Vale a pena continuar a ler obras sobre Marx?
Tendo em conta a
situação presente, claro que sim
- até para perceber a sua promessa de
uma salvação
“colectiva”,“terrena”, “miraculosa” e “total”
O Karl Marx de Raymond Aron, da Dom Quixote, é uma
reedição do capítulo dedicado ao ‘sociólogo-economista’ do capitalismo
num livro que a editora publicou pela primeira vez em 1991 (Etapas do pensamento sociológico, com várias reedições). Datado de 1967, só aportou a Portugal no dealbar do ‘fim da história’ augurado por Francis Fukuyama. (Já se disse que as teses de Marx sobre o curso da História eram Hegel virado de cabeça para baixo;
a tese de Fukuyama, hoje muito desacreditada, nem sempre com justiça,
traduzia-se em repor Hegel de pé outra vez, com uma reminiscência do
Kant da paz perpétua e sob a invocação de Nietzsche.)
Nos últimos
tempos, com poucos meses de intervalo, este é, pelo menos, o segundo
livro dedicado a Karl Marx que se publica ou reedita entre nós. O outro
foi a tradução portuguesa da 5ª edição, revista e anotada, do celebrado Karl Marx do inglês Isaiah Berlin (Edições 70, 2014 – confesso aqui o meu interesse, a tradução foi minha). Marx quis crer, num momento de esperançado desânimo,
que “a crise económica levaria [em breve] à revitalização do movimento
revolucionário”. Passados quase duzentos anos, muitos dos seus epígonos,
depois de muitas outras crises do capitalismo, voltam a ter a mesma
esperança. Entretanto têm avançado os estudos sobre Marx e sobre o
“marxismo”, que o próprio dizia não professar.
As biografias de Marx não abundavam no tempo de Isaiah Berlin
(a primeira edição do livro deste é de 1939). Em anos posteriores a fome
deu em fartura no campo dos estudos biográficos do pensador alemão (que
havia de ser?). Para só falar no mundo anglo-saxónico, houve
os trabalhos de David McLellan, um professor inglês de teoria política
especializado em Marx e no marxismo (entre muitas outras obras, o seu Karl Marx, A Biography, de 2006, muito gabado), ou o Karl Marx
(2010) de Francis Wheen, um conhecido publicista social-democrata (?)
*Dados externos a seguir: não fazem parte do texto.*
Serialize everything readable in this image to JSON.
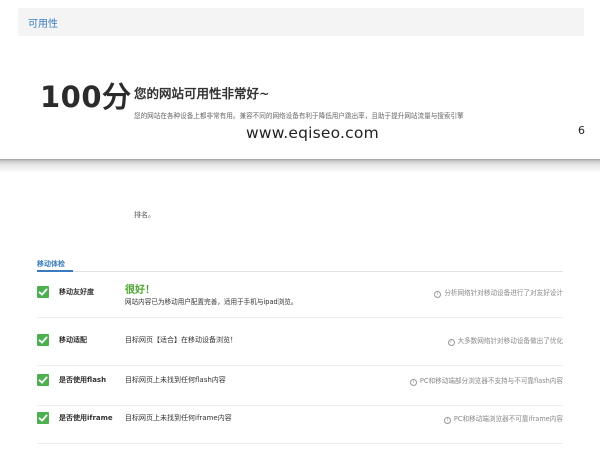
{
  "header": {
    "title": "可用性"
  },
  "summary": {
    "score": "100分",
    "headline": "您的网站可用性非常好~",
    "description": "您的网站在各种设备上都非常有用。兼容不同的网络设备有利于降低用户跳出率，且助于提升网站流量与搜索引擎",
    "watermark": "www.eqiseo.com",
    "page_number": "6"
  },
  "rank_text": "排名。",
  "mobile": {
    "tab_label": "移动体检",
    "rows": [
      {
        "name": "移动友好度",
        "status": "很好！",
        "result": "网站内容已为移动用户配置完善，适用于手机与ipad浏览。",
        "tip": "分析网络针对移动设备进行了对友好设计"
      },
      {
        "name": "移动适配",
        "status": "",
        "result": "目标网页【适合】在移动设备浏览！",
        "tip": "大多数网络针对移动设备做出了优化"
      },
      {
        "name": "是否使用flash",
        "status": "",
        "result": "目标网页上未找到任何flash内容",
        "tip": "PC和移动端部分浏览器不支持与不可靠flash内容"
      },
      {
        "name": "是否使用iframe",
        "status": "",
        "result": "目标网页上未找到任何iframe内容",
        "tip": "PC和移动端浏览器不可靠iframe内容"
      }
    ]
  },
  "colors": {
    "accent": "#3a7bbf",
    "check": "#4caf50",
    "good": "#4aa52e"
  },
  "icons": {
    "row_status": "checkmark-icon",
    "tip": "info-icon"
  }
}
ou, finalmente, em 2013, a mais iconoclasta e mais recente publicação na
matéria: Karl Marx: A Nineteenth Century Life, de Jonathan Sperber.
Nem Berlin nem sobretudo Aron são propriamente biógrafos de Marx. A
obra de Berlin é uma “biografia intelectual” de Marx, em que a maior
parte dos aspectos mais mundanos ou íntimos da sua vida tiveram de ser
eliminados por limitações de espaço da coleção em que se inseria, mas
conserva alguns apontamentos sobre o quotidiano e as relações pessoais
de Marx com os seus contemporâneos e companheiros ou rivais de luta.
Embora contenha uma cronologia da sua vida (‘Indicações biográficas’), o
livro de Aron é apenas, se assim se pode dizer, um estudo centrado nos
aspectos essenciais da obra, consistindo principalmente numa crítica de O Capital.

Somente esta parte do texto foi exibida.